Jardin en cours # épisode 08

Abattre pour mieux (re)planter

Après plusieurs mois de nettoyage, j’en suis arrivée à une nouvelle étape, celle du « gros » ménage.

En l’occurrence, il s’agissait d’abattre certains vieux fruitiers, malades, creux, pourris et envahis par du lierre, du rosier sauvage et des ronces, ainsi que d’autres arbres jugés inintéressants.

Tronçonnage de pruniers sénescents

En effet, je souhaite, autant que possible, avoir dans le jardin des végétaux permaculturels, au sens du principe permacole suivant « un élément doit remplir plusieurs fonctions ». A mes yeux, dans le cas du végétal, il s’agit d’avoir une plante « couteau-suisse », par exemple esthétique et comestible, ou esthétique et médicinale, ou mellifère, ou favorable à l’avifaune (la plante peut évidemment cumuler les qualités!).

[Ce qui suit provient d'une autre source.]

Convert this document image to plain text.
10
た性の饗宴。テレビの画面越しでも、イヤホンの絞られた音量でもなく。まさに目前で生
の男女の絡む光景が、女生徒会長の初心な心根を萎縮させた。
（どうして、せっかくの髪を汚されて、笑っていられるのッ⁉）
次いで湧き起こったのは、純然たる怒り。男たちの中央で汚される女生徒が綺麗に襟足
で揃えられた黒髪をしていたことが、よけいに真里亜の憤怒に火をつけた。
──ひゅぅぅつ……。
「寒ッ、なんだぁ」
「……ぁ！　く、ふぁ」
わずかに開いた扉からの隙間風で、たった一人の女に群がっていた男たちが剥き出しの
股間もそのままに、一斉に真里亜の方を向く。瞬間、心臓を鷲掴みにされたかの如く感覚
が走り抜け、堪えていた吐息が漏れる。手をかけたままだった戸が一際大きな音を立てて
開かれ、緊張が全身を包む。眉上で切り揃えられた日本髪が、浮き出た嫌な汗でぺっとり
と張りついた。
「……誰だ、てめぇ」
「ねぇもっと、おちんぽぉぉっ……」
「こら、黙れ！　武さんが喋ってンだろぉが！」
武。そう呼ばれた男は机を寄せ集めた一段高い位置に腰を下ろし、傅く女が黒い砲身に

Dans les arbres qui étaient présents et qui ont été enlevés, en dehors de pruniers sénescents, il y avait un érable qui poussait au pied d’un mur, vers l’Ouest, et occultait une partie de la lumière dans une zone déjà ombrée.

Vue depuis le Sud vers le Nord : à gauche, l’érable a été abattu (seul un tronçon de tronc reste sur pied), permettant au soleil de pénétrer sur le terrain. Le tas de branchages obstrue la vue vers le haut du terrain

A 1m50 de lui, un jeune chêne poussait en se contorsionnant sous la ramure du noyer voisin. J’ai eu un grand dilemme quant à sa conservation ou non : un chêne met un temps très long à croître, les glands peuvent être utilisés (après moult rinçages pour en évacuer les tanins) en cuisine… Cependant celui-ci était condamné à végéter en raison de ses voisins, et un arbre d’une dimension future si imposante n’avait pas sa place à cet emplacement. J’ai donc décidé après dialogue avec ma conscience, de l’enlever.

Une cépée de cerisier d’ornement, a elle aussi été tronçonnée, avec, non loin d’elle, un cerisier aigre (faisant partie d’un groupe de 3 cerisiers, plantés fort proche les uns des autres).

Vue vers l’angle Nord-Ouest : la cépée de cerisier a été coupée, un cerisier également

Aussi bizarre que cela puisse paraître, il faut parfois, pour pouvoir planter un jardin, couper certains sujets : on peut être paysagiste et décider d’abattre des arbres…

N’étant nullement apte à manipuler une tronçonneuse, je fus aidée dans ces travaux. Les branches issues de ces abattages ont été regroupées en vue de leur broyage ultérieur, tandis que les sections de troncs serviront peut-être d’assise, de bois de chauffage, de bois pour des buttes de culture, ou encore de pouponnière à champignons, de clôture…

Sous le tilleul dont le houppier a été remonté, une partie du bois disponible pour des créations ultérieures
Lire l’espace

Les abattages ont permis d’aider à voir l’espace disponible au jardin, mais les tas de « déchets » verts encombraient encore la lecture du site.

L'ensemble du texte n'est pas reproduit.